What if I plan to downsize in retirement?
If you plan to downsize, it may not make sense to rush into paying off the mortgage on your current home. But downsizing should be modeled carefully, especially in Colorado communities where replacement homes, HOA dues, insurance, and property taxes may still be expensive.
Can I partially pay down my mortgage instead of paying it off completely?
Yes. Partial paydown can be a useful middle-ground strategy. Some retirees make extra principal payments while still working, while others keep cash available and revisit the payoff decision later. In some cases, a mortgage recast may reduce the monthly payment after a large principal payment, but this depends on the lender. Be mindful that sending extra payments against the mortgage can reduce your liquidity and your monthly mortgage payments may remain the same.
What is the biggest risk of paying off the mortgage before retirement?

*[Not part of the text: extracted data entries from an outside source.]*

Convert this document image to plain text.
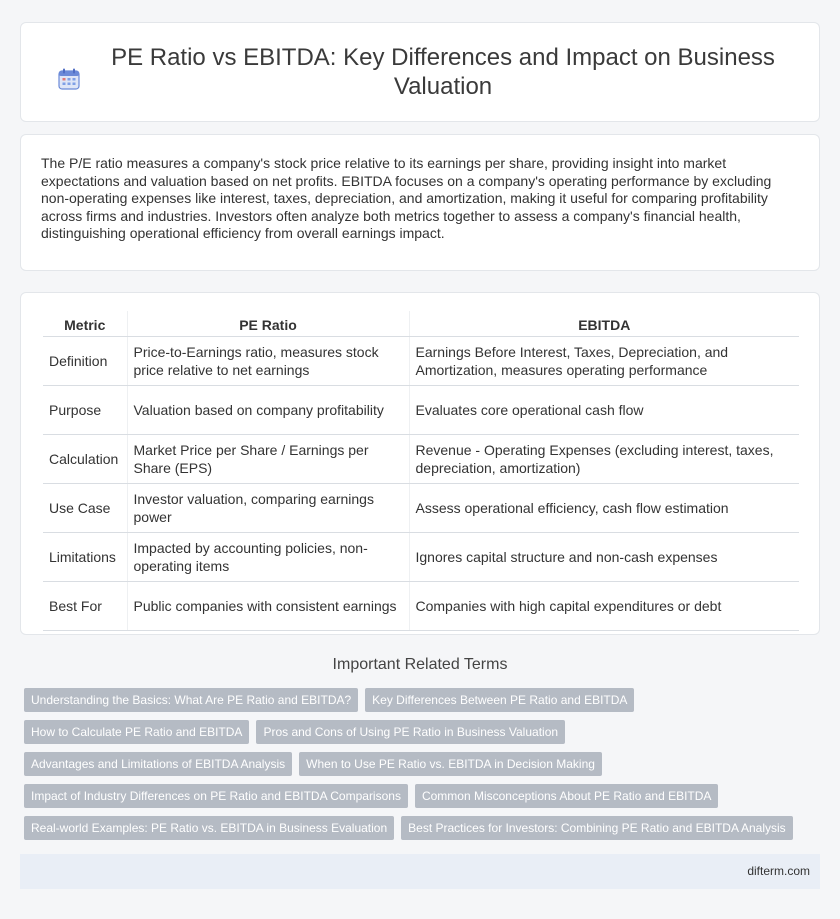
PE Ratio vs EBITDA: Key Differences and Impact on Business Valuation

The P/E ratio measures a company's stock price relative to its earnings per share, providing insight into market expectations and valuation based on net profits. EBITDA focuses on a company's operating performance by excluding non-operating expenses like interest, taxes, depreciation, and amortization, making it useful for comparing profitability across firms and industries. Investors often analyze both metrics together to assess a company's financial health, distinguishing operational efficiency from overall earnings impact.

Metric	PE Ratio	EBITDA
Definition	Price-to-Earnings ratio, measures stock price relative to net earnings	Earnings Before Interest, Taxes, Depreciation, and Amortization, measures operating performance
Purpose	Valuation based on company profitability	Evaluates core operational cash flow
Calculation	Market Price per Share / Earnings per Share (EPS)	Revenue - Operating Expenses (excluding interest, taxes, depreciation, amortization)
Use Case	Investor valuation, comparing earnings power	Assess operational efficiency, cash flow estimation
Limitations	Impacted by accounting policies, non-operating items	Ignores capital structure and non-cash expenses
Best For	Public companies with consistent earnings	Companies with high capital expenditures or debt
Important Related Terms
Understanding the Basics: What Are PE Ratio and EBITDA?	Key Differences Between PE Ratio and EBITDA
How to Calculate PE Ratio and EBITDA	Pros and Cons of Using PE Ratio in Business Valuation
Advantages and Limitations of EBITDA Analysis	When to Use PE Ratio vs. EBITDA in Decision Making
Impact of Industry Differences on PE Ratio and EBITDA Comparisons	Common Misconceptions About PE Ratio and EBITDA
Real-world Examples: PE Ratio vs. EBITDA in Business Evaluation	Best Practices for Investors: Combining PE Ratio and EBITDA Analysis
difterm.com
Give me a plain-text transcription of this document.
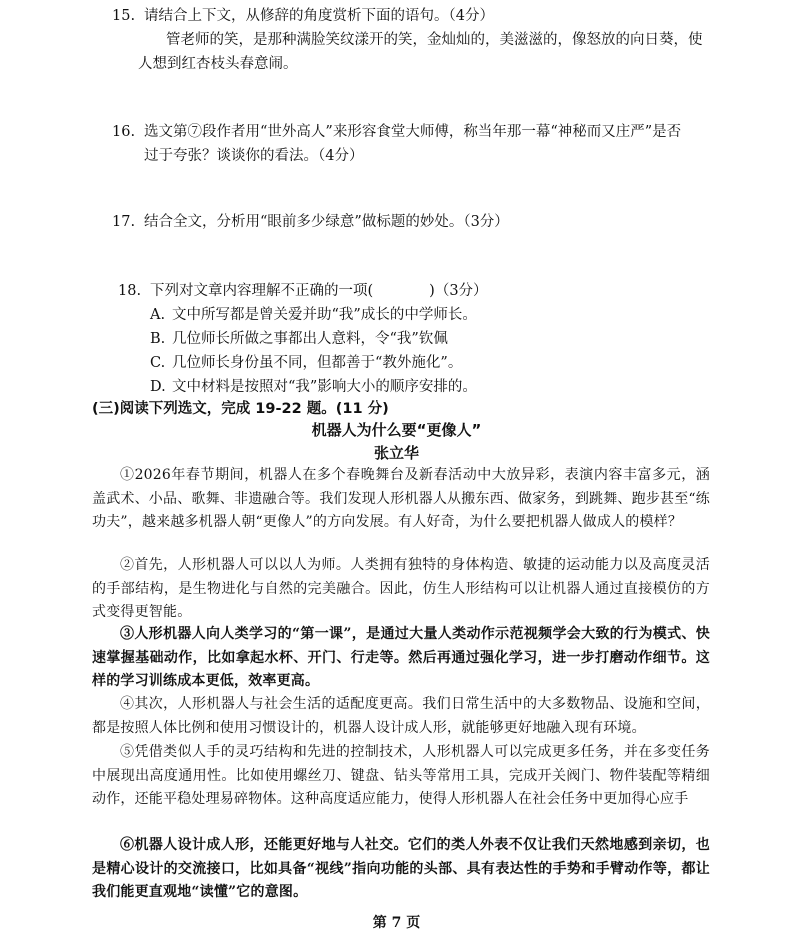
15. 请结合上下文，从修辞的角度赏析下面的语句。（4分）
管老师的笑，是那种满脸笑纹漾开的笑，金灿灿的，美滋滋的，像怒放的向日葵，使
人想到红杏枝头春意闹。
16. 选文第⑦段作者用“世外高人”来形容食堂大师傅，称当年那一幕“神秘而又庄严”是否
过于夸张？谈谈你的看法。（4分）
17. 结合全文，分析用“眼前多少绿意”做标题的妙处。（3分）
18. 下列对文章内容理解不正确的一项(	)（3分）
A. 文中所写都是曾关爱并助“我”成长的中学师长。
B. 几位师长所做之事都出人意料，令“我”钦佩
C. 几位师长身份虽不同，但都善于“教外施化”。
D. 文中材料是按照对“我”影响大小的顺序安排的。
(三)阅读下列选文，完成 19-22 题。(11 分)
机器人为什么要“更像人”
张立华
①2026年春节期间，机器人在多个春晚舞台及新春活动中大放异彩，表演内容丰富多元，涵盖武术、小品、歌舞、非遗融合等。我们发现人形机器人从搬东西、做家务，到跳舞、跑步甚至“练功夫”，越来越多机器人朝“更像人”的方向发展。有人好奇，为什么要把机器人做成人的模样？
②首先，人形机器人可以以人为师。人类拥有独特的身体构造、敏捷的运动能力以及高度灵活的手部结构，是生物进化与自然的完美融合。因此，仿生人形结构可以让机器人通过直接模仿的方式变得更智能。
③人形机器人向人类学习的“第一课”，是通过大量人类动作示范视频学会大致的行为模式、快速掌握基础动作，比如拿起水杯、开门、行走等。然后再通过强化学习，进一步打磨动作细节。这样的学习训练成本更低，效率更高。
④其次，人形机器人与社会生活的适配度更高。我们日常生活中的大多数物品、设施和空间，都是按照人体比例和使用习惯设计的，机器人设计成人形，就能够更好地融入现有环境。
⑤凭借类似人手的灵巧结构和先进的控制技术，人形机器人可以完成更多任务，并在多变任务中展现出高度通用性。比如使用螺丝刀、键盘、钻头等常用工具，完成开关阀门、物件装配等精细动作，还能平稳处理易碎物体。这种高度适应能力，使得人形机器人在社会任务中更加得心应手
⑥机器人设计成人形，还能更好地与人社交。它们的类人外表不仅让我们天然地感到亲切，也是精心设计的交流接口，比如具备“视线”指向功能的头部、具有表达性的手势和手臂动作等，都让我们能更直观地“读懂”它的意图。
第 7 页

The biggest risk is using too much liquid money or creating a large tax bill. A paid-off house can feel good, but retirees still need cash and flexible investments to handle taxes, healthcare, home repairs, market downturns, and long-term spending.
Disclaimer: None of the information provided herein is intended as investment, tax, accounting or legal advice, as an offer or solicitation of an offer to buy or sell, or as an endorsement, of any company, security, fund, or other securities or non-securities offering. The information should not be relied upon for purposes of transacting securities or other investments. Your use of the information is at your sole risk. The content is provided ‘as is’ and without warranties, either expressed or implied. Winding Trail Financial Planning, LLC does not promise or guarantee any income or particular result from your use of the information contained herein. Under no circumstances will Winding Trail Financial Planning, LLC be liable for any loss or damage caused by your reliance on the information contained herein. It is your responsibility to evaluate any information, opinion, or other content contained.